Après les études au monastère, il retourna chez son grand-père maternel, Youssef Raad, curé du village de Tannourin. L’exemple de son grand-père suscita dans son cœur l’amour pour le sacerdoce : à 20 ans, il entra dans l’Ordre Libanais Maronite. Il fut envoyé au monastère de Saint Antoine de Qozhaya, pour les deux ans de probation. Pendant le noviciat, il fut initié à la prière communautaire et au travail manuel, selon les Constitutions de l’Ordre. Al-Hardini consacrait tout son temps libre, même celui destiné au repos, aux visites au Saint-Sacrement. On le trouvait à l’église, agenouillé, les bras en croix, immobile, les yeux fixés sur le tabernacle.
Après la profession monastique, le 14 novembre 1830, il est envoyé au monastère des Saints Cyprien et Justine à Kfifan, pour étudier la philosophie et la théologie. Durant cette période, à cause de son ascétisme et de son application intense aux études, il tombe malade. Pour lui éviter la grande fatigue du travail dans les champs, son supérieur lui confie la garde-robe et il devient ainsi le tailleur de la communauté.

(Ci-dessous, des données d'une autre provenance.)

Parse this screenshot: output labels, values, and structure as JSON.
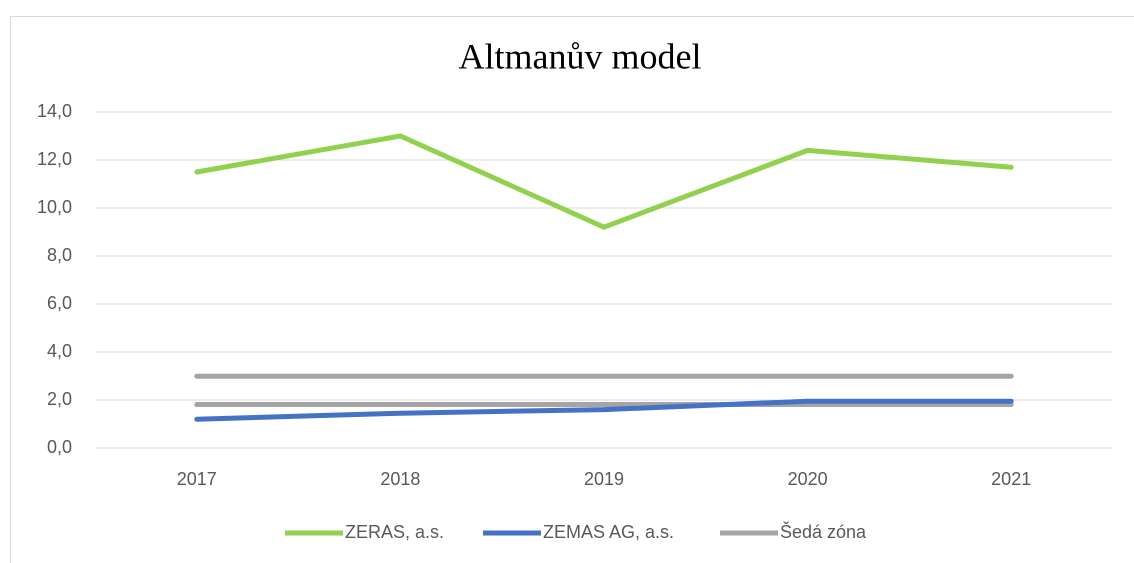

Au terme de ses études philosophiques et théologiques, il est ordonné prêtre et devient Directeur du scolasticat et Professeur. Sa journée était habituellement divisée en deux parties : la première moitié pour se préparer à la célébration de la Messe, et l'autre moitié pour l’action de grâces. Cette dimension contemplative était vécue dans la réalité pratique avec l’amour pour ses frères et pour la culture.

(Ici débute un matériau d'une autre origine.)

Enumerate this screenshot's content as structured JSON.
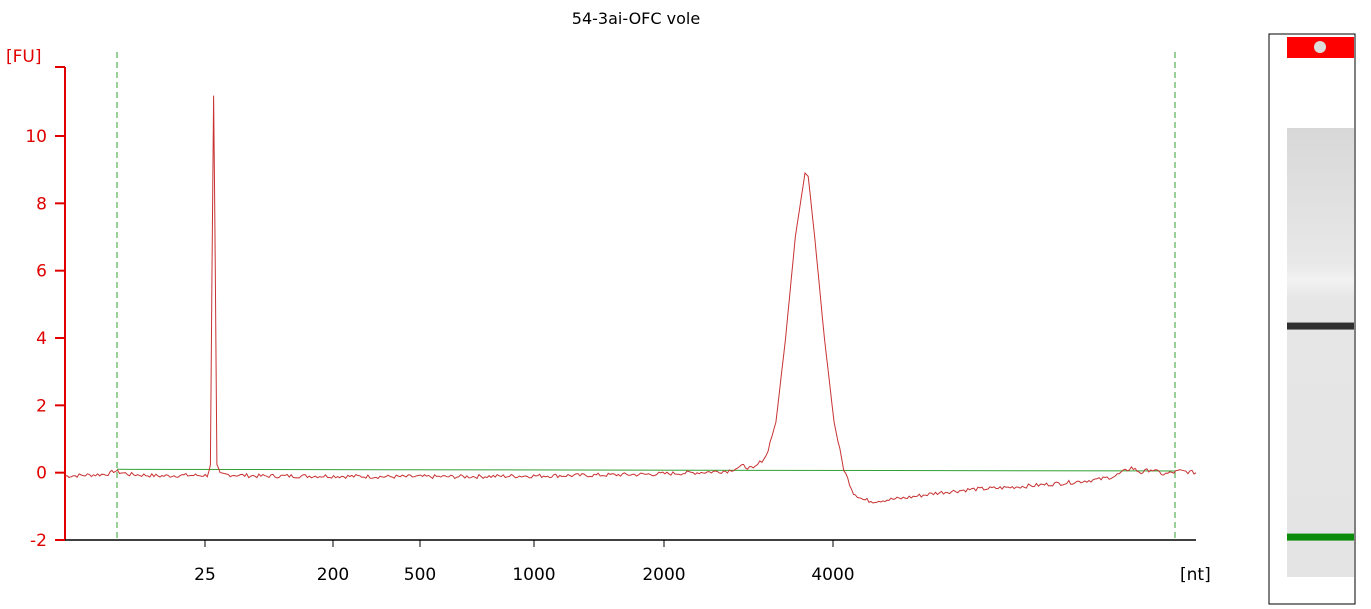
{
  "chart_data": {
    "type": "line",
    "title": "54-3ai-OFC vole",
    "ylabel": "[FU]",
    "xlabel": "[nt]",
    "ylim": [
      -2,
      12
    ],
    "y_ticks": [
      -2,
      0,
      2,
      4,
      6,
      8,
      10
    ],
    "x_tick_labels": [
      "25",
      "200",
      "500",
      "1000",
      "2000",
      "4000"
    ],
    "grid": false,
    "colors": {
      "axis": "#e00000",
      "trace": "#c83232",
      "baseline": "#32a032",
      "markers": "#32a032"
    },
    "series": [
      {
        "values": [
          [
            0.0,
            -0.1
          ],
          [
            0.05,
            -0.08
          ],
          [
            0.12,
            -0.05
          ],
          [
            0.14,
            -0.02
          ],
          [
            0.15,
            0.05
          ],
          [
            0.2,
            -0.05
          ],
          [
            0.3,
            -0.1
          ],
          [
            0.35,
            -0.08
          ],
          [
            0.44,
            -0.08
          ],
          [
            0.45,
            0.2
          ],
          [
            0.455,
            6.0
          ],
          [
            0.46,
            11.2
          ],
          [
            0.465,
            6.0
          ],
          [
            0.47,
            0.2
          ],
          [
            0.48,
            -0.05
          ],
          [
            0.6,
            -0.1
          ],
          [
            0.8,
            -0.1
          ],
          [
            1.0,
            -0.12
          ],
          [
            1.2,
            -0.12
          ],
          [
            1.4,
            -0.1
          ],
          [
            1.6,
            -0.08
          ],
          [
            1.8,
            -0.05
          ],
          [
            1.95,
            0.0
          ],
          [
            2.05,
            0.05
          ],
          [
            2.1,
            0.2
          ],
          [
            2.13,
            0.1
          ],
          [
            2.17,
            0.5
          ],
          [
            2.2,
            1.5
          ],
          [
            2.23,
            4.0
          ],
          [
            2.26,
            7.0
          ],
          [
            2.29,
            8.9
          ],
          [
            2.3,
            8.8
          ],
          [
            2.32,
            7.0
          ],
          [
            2.35,
            4.0
          ],
          [
            2.38,
            1.5
          ],
          [
            2.41,
            0.1
          ],
          [
            2.44,
            -0.6
          ],
          [
            2.47,
            -0.8
          ],
          [
            2.5,
            -0.85
          ],
          [
            2.6,
            -0.75
          ],
          [
            2.7,
            -0.6
          ],
          [
            2.8,
            -0.5
          ],
          [
            2.9,
            -0.45
          ],
          [
            3.0,
            -0.38
          ],
          [
            3.1,
            -0.3
          ],
          [
            3.2,
            -0.2
          ],
          [
            3.25,
            -0.1
          ],
          [
            3.3,
            0.15
          ],
          [
            3.33,
            0.0
          ],
          [
            3.36,
            0.1
          ],
          [
            3.4,
            -0.05
          ],
          [
            3.45,
            0.05
          ],
          [
            3.5,
            0.0
          ]
        ]
      }
    ]
  },
  "gel_lane": {
    "bands": [
      {
        "position": 0.44,
        "intensity": 1.0,
        "color": "#303030"
      },
      {
        "position": 0.91,
        "intensity": 1.0,
        "color": "#0a8c0a"
      }
    ]
  }
}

Al-Hardini souffrit avec son peuple durant les guerres civiles de 1840 et de 1845, qui préparèrent les événements sanglants de 1860 quand de nombreux monastères furent incendiés, de nombreuses églises dévastées et de nombreux chrétiens maronites tués. Dans cette situation la prière devint expression de son effort pour se maintenir fidèle à Dieu, qui est toujours présent et qui ne cesse jamais d’aimer les hommes. Al-Hardini demandait souvent l’intercession de la Sainte Vierge, son principal soutien, pour le Liban et pour son Ordre. Il récitait le chapelet chaque jour, il ne se lassait jamais de répéter le nom de Marie, en l’invoquant jour et nuit, il pratiquait le jeûne en son honneur tous les samedis et les vigiles de ses fêtes, il avait particulièrement à cœur la dévotion au mystère de l’Immaculée Conception.
En 1845, en raison de son zèle pour l’observation minutieuse des règles monastiques, le Saint-Siège le nomma Assistant général de l’Ordre. Cette charge lui fut renouvelée en 1850 et 1856. Dans l’exercice de cette charge au sein de l’Ordre, il fit preuve d’une grande douceur dans ses paroles et dans sa manière d’agir. Même s’il résidait avec els autres assistants au monastère de Notre-Dame de Tamich, il ne cessa jamais de se rendre au monastère de Kfifan pour l’enseignement et pour son travail de reliure des livres, fait en esprit de pauvreté, avec une attention spéciale pour les manuscrits liturgiques.
En décembre 1858, alors qu’il était à Kfifan, il fut atteint par une pneumonie en raison du froid glacial de l’hiver. La maladie s’aggrava et il demanda d’être transporté dans une cellule proche de l’église pour entendre le chant de l’Office. Après dix jours d’agonie, il reçut l’Onction des Malades en tenant l’icône de la Sainte Vierge dans ses mains. Il mourut le 14 décembre 1858 à 50 ans. Ses confrères notèrent une lumière brillante dans sa cellule et un parfum qui la remplit pendant plusieurs jours. Sa cause de Béatification fut présentée à Rome en 1926. Il fut proclamé Bienheureux par le Pape Jean Paul II le 10 mai 1998. (S.L.)